Tim Walter behielt recht: Der VfB gewinnt das Derby mit drei zu null Toren. Ist die Mannschaft jetzt auf dem richtigen Weg oder müssen wir uns auf den nächsten Rückschlag gefasst machen?
Zwei Wochen Länderspielpause bedeuten normalerweise zwei Wochen, in denen es hier etwas ruhiger zugeht, in denen man sich etwas entspannen kann vom wöchentlichen Stress der mit dem Dasein als VfB-Fan einhergeht. Nicht so dieses Mal. Bereits nach dem Abpfiff des Spiels in Osnabrück wurde ich nervös ob des Derbys, obwohl das erst 14 Tage später stattfinden sollte. Woher diese Nervosität rührte? Nun, nach vier Niederlagen in den letzten fünf Ligaspielen, darunter eine 2:6‑Klatsche beim direkten Konkurrenten und peinliche Punktverluste gegen Aufsteiger und Kellerkinder, war klar, dass eine Niederlage im Derby den schwelenden Brand in der Mercedesstraße vollends entfachen würde. Würde Tim Walter, dieser ehemalige Jugendtrainer des blauen Rivalen, auch noch das Derby und damit gleichzeitig gegen den dritten Aufsteiger verlieren, wäre es mit der Ruhe endgültig vorbei. Vom für den Aufstieg prekären Tabellenstand mal ganz abgesehen.
Ruhe, bitte!
Nervös war ich auch vor dem Dresden-Spiel gewesen und hinterher erleichtert, dass der VfB nach den Spielen gegen den HSV scheinbar wieder in die Spur gefunden hatte. Die Erleichterung war aber bereits nach dreieinhalb Minuten des folgenden Spiels dahin und wich eben erwähnter Nervosität und ehrlich gesagt auch schlechter Laune gegenüber meinem Herzensverein. Und dann kam die Pressekonferenz vorm Derby und Tim Walter trug nicht unbedingt zu meiner Beruhigung bei. Sicher: Man kann selbstbewusst in ein solches Spiel gehen, vielleicht muss man das auch, wenn sich die Fans zwei Wochen lang Sorgen machen. Gleichzeitig muss einem aber bewusst sein, was die eigenen Worte auslösen: Die Medien, unter anderem der kicker, schreiben von einem “versprochenen” Derbysieg zu null und in Karlsruhe nimmt man das dankend an, um den dem Verein angeborenen Minderwertigkeitskomplex zu bedienen. Selbst in Aue, die den VfB am Freitagabend kurzzeitig überholen und in Berlin-Köpenick, wo man scheinbar immer noch nicht mit Walter fertig ist, gibt es Reaktionen.

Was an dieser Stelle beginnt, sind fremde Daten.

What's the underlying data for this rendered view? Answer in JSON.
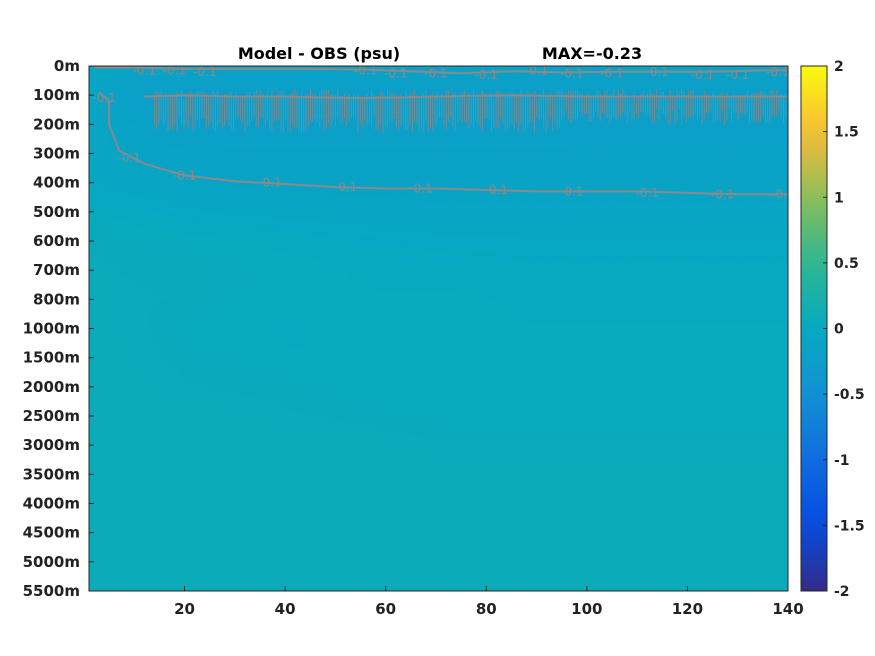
{
  "chart_data": {
    "type": "heatmap",
    "title_left": "Model - OBS (psu)",
    "title_right": "MAX=-0.23",
    "y_tick_labels": [
      "0m",
      "100m",
      "200m",
      "300m",
      "400m",
      "500m",
      "600m",
      "700m",
      "800m",
      "1000m",
      "1500m",
      "2000m",
      "2500m",
      "3000m",
      "3500m",
      "4000m",
      "4500m",
      "5000m",
      "5500m"
    ],
    "x_range": [
      1,
      140
    ],
    "x_ticks": [
      20,
      40,
      60,
      80,
      100,
      120,
      140
    ],
    "colorbar": {
      "colormap": "parula",
      "range": [
        -2,
        2
      ],
      "ticks": [
        -2,
        -1.5,
        -1,
        -0.5,
        0,
        0.5,
        1,
        1.5,
        2
      ],
      "tick_labels": [
        "-2",
        "-1.5",
        "-1",
        "-0.5",
        "0",
        "0.5",
        "1",
        "1.5",
        "2"
      ]
    },
    "field": {
      "x_nodes": [
        1,
        10,
        20,
        30,
        40,
        50,
        60,
        70,
        80,
        90,
        100,
        110,
        120,
        130,
        140
      ],
      "depth_levels": [
        "0m",
        "100m",
        "200m",
        "300m",
        "400m",
        "500m",
        "600m",
        "700m",
        "800m",
        "1000m",
        "1500m",
        "2000m",
        "2500m",
        "3000m",
        "3500m",
        "4000m",
        "4500m",
        "5000m",
        "5500m"
      ],
      "values": [
        [
          -0.05,
          -0.12,
          -0.14,
          -0.14,
          -0.14,
          -0.15,
          -0.15,
          -0.15,
          -0.15,
          -0.15,
          -0.15,
          -0.15,
          -0.15,
          -0.15,
          -0.15
        ],
        [
          -0.08,
          -0.2,
          -0.22,
          -0.23,
          -0.23,
          -0.23,
          -0.23,
          -0.23,
          -0.23,
          -0.23,
          -0.23,
          -0.23,
          -0.23,
          -0.22,
          -0.22
        ],
        [
          -0.07,
          -0.16,
          -0.21,
          -0.22,
          -0.22,
          -0.21,
          -0.21,
          -0.21,
          -0.21,
          -0.21,
          -0.2,
          -0.2,
          -0.2,
          -0.2,
          -0.2
        ],
        [
          -0.05,
          -0.12,
          -0.15,
          -0.16,
          -0.16,
          -0.16,
          -0.16,
          -0.16,
          -0.16,
          -0.16,
          -0.16,
          -0.16,
          -0.16,
          -0.16,
          -0.16
        ],
        [
          -0.03,
          -0.06,
          -0.09,
          -0.1,
          -0.11,
          -0.12,
          -0.12,
          -0.13,
          -0.13,
          -0.13,
          -0.13,
          -0.13,
          -0.13,
          -0.13,
          -0.13
        ],
        [
          0.02,
          0.0,
          -0.02,
          -0.04,
          -0.05,
          -0.06,
          -0.07,
          -0.07,
          -0.08,
          -0.08,
          -0.08,
          -0.08,
          -0.08,
          -0.08,
          -0.08
        ],
        [
          0.05,
          0.04,
          0.03,
          0.02,
          0.01,
          0.0,
          -0.01,
          -0.02,
          -0.02,
          -0.03,
          -0.03,
          -0.03,
          -0.03,
          -0.03,
          -0.03
        ],
        [
          0.06,
          0.05,
          0.05,
          0.04,
          0.03,
          0.02,
          0.01,
          0.01,
          0.0,
          0.0,
          0.0,
          0.0,
          0.0,
          0.0,
          0.0
        ],
        [
          0.07,
          0.06,
          0.05,
          0.03,
          0.02,
          0.02,
          0.02,
          0.02,
          0.02,
          0.01,
          0.01,
          0.01,
          0.01,
          0.01,
          0.01
        ],
        [
          0.07,
          0.06,
          0.03,
          0.02,
          0.01,
          0.02,
          0.02,
          0.02,
          0.02,
          0.02,
          0.02,
          0.02,
          0.02,
          0.02,
          0.02
        ],
        [
          0.08,
          0.07,
          0.04,
          0.03,
          0.02,
          0.02,
          0.02,
          0.02,
          0.02,
          0.02,
          0.02,
          0.02,
          0.02,
          0.02,
          0.02
        ],
        [
          0.08,
          0.08,
          0.06,
          0.05,
          0.04,
          0.03,
          0.02,
          0.02,
          0.02,
          0.02,
          0.02,
          0.02,
          0.02,
          0.02,
          0.02
        ],
        [
          0.08,
          0.08,
          0.08,
          0.07,
          0.06,
          0.05,
          0.04,
          0.03,
          0.02,
          0.02,
          0.02,
          0.02,
          0.02,
          0.02,
          0.02
        ],
        [
          0.08,
          0.08,
          0.08,
          0.08,
          0.08,
          0.08,
          0.07,
          0.06,
          0.06,
          0.06,
          0.06,
          0.06,
          0.06,
          0.06,
          0.06
        ],
        [
          0.08,
          0.08,
          0.08,
          0.08,
          0.08,
          0.08,
          0.08,
          0.08,
          0.08,
          0.08,
          0.08,
          0.08,
          0.08,
          0.08,
          0.08
        ],
        [
          0.08,
          0.08,
          0.08,
          0.08,
          0.08,
          0.08,
          0.08,
          0.08,
          0.08,
          0.08,
          0.08,
          0.08,
          0.08,
          0.08,
          0.08
        ],
        [
          0.08,
          0.08,
          0.08,
          0.08,
          0.08,
          0.08,
          0.08,
          0.08,
          0.08,
          0.08,
          0.08,
          0.08,
          0.08,
          0.08,
          0.08
        ],
        [
          0.08,
          0.08,
          0.08,
          0.08,
          0.08,
          0.08,
          0.08,
          0.08,
          0.08,
          0.08,
          0.08,
          0.08,
          0.08,
          0.08,
          0.08
        ],
        [
          0.08,
          0.08,
          0.08,
          0.08,
          0.08,
          0.08,
          0.08,
          0.08,
          0.08,
          0.08,
          0.08,
          0.08,
          0.08,
          0.08,
          0.08
        ]
      ]
    },
    "contours": [
      {
        "level": -0.1,
        "points": [
          [
            2,
            0.05
          ],
          [
            5,
            0.05
          ],
          [
            10,
            0.05
          ],
          [
            20,
            0.1
          ],
          [
            30,
            0.1
          ],
          [
            45,
            0.1
          ],
          [
            55,
            0.12
          ],
          [
            65,
            0.18
          ],
          [
            75,
            0.25
          ],
          [
            85,
            0.18
          ],
          [
            95,
            0.22
          ],
          [
            105,
            0.2
          ],
          [
            115,
            0.2
          ],
          [
            125,
            0.2
          ],
          [
            135,
            0.15
          ],
          [
            140,
            0.15
          ]
        ],
        "labels": [
          {
            "text": "-0.1",
            "x": 12,
            "y": 0.15
          },
          {
            "text": "-0.1",
            "x": 18,
            "y": 0.15
          },
          {
            "text": "-0.1",
            "x": 24,
            "y": 0.2
          },
          {
            "text": "-0.1",
            "x": 56,
            "y": 0.15
          },
          {
            "text": "-0.1",
            "x": 62,
            "y": 0.25
          },
          {
            "text": "-0.1",
            "x": 70,
            "y": 0.25
          },
          {
            "text": "-0.1",
            "x": 80,
            "y": 0.3
          },
          {
            "text": "-0.1",
            "x": 90,
            "y": 0.15
          },
          {
            "text": "-0.1",
            "x": 97,
            "y": 0.25
          },
          {
            "text": "-0.1",
            "x": 105,
            "y": 0.25
          },
          {
            "text": "-0.1",
            "x": 114,
            "y": 0.2
          },
          {
            "text": "-0.1",
            "x": 123,
            "y": 0.3
          },
          {
            "text": "-0.1",
            "x": 130,
            "y": 0.3
          },
          {
            "text": "-0.1",
            "x": 138,
            "y": 0.2
          }
        ]
      },
      {
        "level": -0.2,
        "points": [
          [
            12,
            1.05
          ],
          [
            20,
            1.0
          ],
          [
            30,
            1.05
          ],
          [
            40,
            1.05
          ],
          [
            55,
            1.1
          ],
          [
            70,
            1.05
          ],
          [
            85,
            1.0
          ],
          [
            100,
            1.05
          ],
          [
            115,
            1.05
          ],
          [
            130,
            1.05
          ],
          [
            140,
            1.05
          ]
        ],
        "labels": []
      },
      {
        "level": -0.1,
        "points": [
          [
            3,
            0.9
          ],
          [
            5,
            1.2
          ],
          [
            5,
            2.0
          ],
          [
            7,
            2.9
          ],
          [
            12,
            3.35
          ],
          [
            20,
            3.75
          ],
          [
            30,
            3.95
          ],
          [
            40,
            4.05
          ],
          [
            50,
            4.15
          ],
          [
            60,
            4.2
          ],
          [
            70,
            4.2
          ],
          [
            80,
            4.25
          ],
          [
            90,
            4.3
          ],
          [
            100,
            4.3
          ],
          [
            110,
            4.3
          ],
          [
            120,
            4.35
          ],
          [
            130,
            4.4
          ],
          [
            140,
            4.4
          ]
        ],
        "labels": [
          {
            "text": "-0.1",
            "x": 4,
            "y": 1.1
          },
          {
            "text": "-0.1",
            "x": 9,
            "y": 3.15
          },
          {
            "text": "-0.1",
            "x": 20,
            "y": 3.75
          },
          {
            "text": "-0.1",
            "x": 37,
            "y": 4.0
          },
          {
            "text": "-0.1",
            "x": 52,
            "y": 4.15
          },
          {
            "text": "-0.1",
            "x": 67,
            "y": 4.2
          },
          {
            "text": "-0.1",
            "x": 82,
            "y": 4.25
          },
          {
            "text": "-0.1",
            "x": 97,
            "y": 4.3
          },
          {
            "text": "-0.1",
            "x": 112,
            "y": 4.35
          },
          {
            "text": "-0.1",
            "x": 127,
            "y": 4.4
          },
          {
            "text": "-0.1",
            "x": 139,
            "y": 4.4
          }
        ]
      }
    ],
    "hatch_band": {
      "x_range": [
        14,
        140
      ],
      "y_range": [
        0.8,
        2.3
      ],
      "color": "#8a8a8a"
    }
  }
}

Dabei geht es mir nicht mal um die Person Tim Walter an sich. Der ist mir ehrlich gesagt gar nicht mal so sympathisch wie es beispielsweise Hannes Wolf war. Das ist aber irrelevant. Mir geht darum, dass der VfB nicht den zehnten Umbruch wieder abbricht, indem er im Herbst wieder alles über den Haufen wirft. Ich schätze zwar Hitzlsperger und Mislintat nicht so ein, eine Derbyniederlage hätte aber den Druck auf die beiden weiter erhöht, nicht nur im Netz, sondern irgendwann auch im Stadion. Klar ist aber auch bei aller notwendigen Geduld: Bei einer gewissen Anzahl an nicht zufriedenstellenden Auftritten der Brustringträger hat man auch irgendwann keine Wahl mehr. Deswegen wäre ein Derbysieg für meine Seelenruhe und die des Vereins so wichtig gewesen
Schön, aber auch nachhaltig?
Und: Der VfB gewinnt das Derby. Neuer Spielstand: Stuttgart? Drei! Karlsruh? Nuuuuull! Und das ist auch? Gut so! Welch eine Erleichterung, dass Walter mit seiner Ankündigung (!) Recht behalten sollte. Wie gut, dass die Mannschaft doch noch das Tor treffen kann und drei ihrer vier Schüsse aufs Tor (plus ein Aluminiumtreffer) auch darin versenkt. Wie gut, dass die expected goals (2,5) diesmal den geschossenen Toren entsprechen und der VfB endlich mit der Intensität spielt, die man für einen Derbysieg braucht. Herausragend, dass Wataru Endo in seinem ersten VfB-Startelfeinsatz einen ball- und passsicheren Sechser gibt, dass Försters Billardschuss reingeht und dass Mangala endlich mal humorlos ins Tor statt kunstvoll an den Pfosten schießt. Das ist alles schön, wirft aber unweigerlich die Frage auf: Warum nicht gleich und immer so?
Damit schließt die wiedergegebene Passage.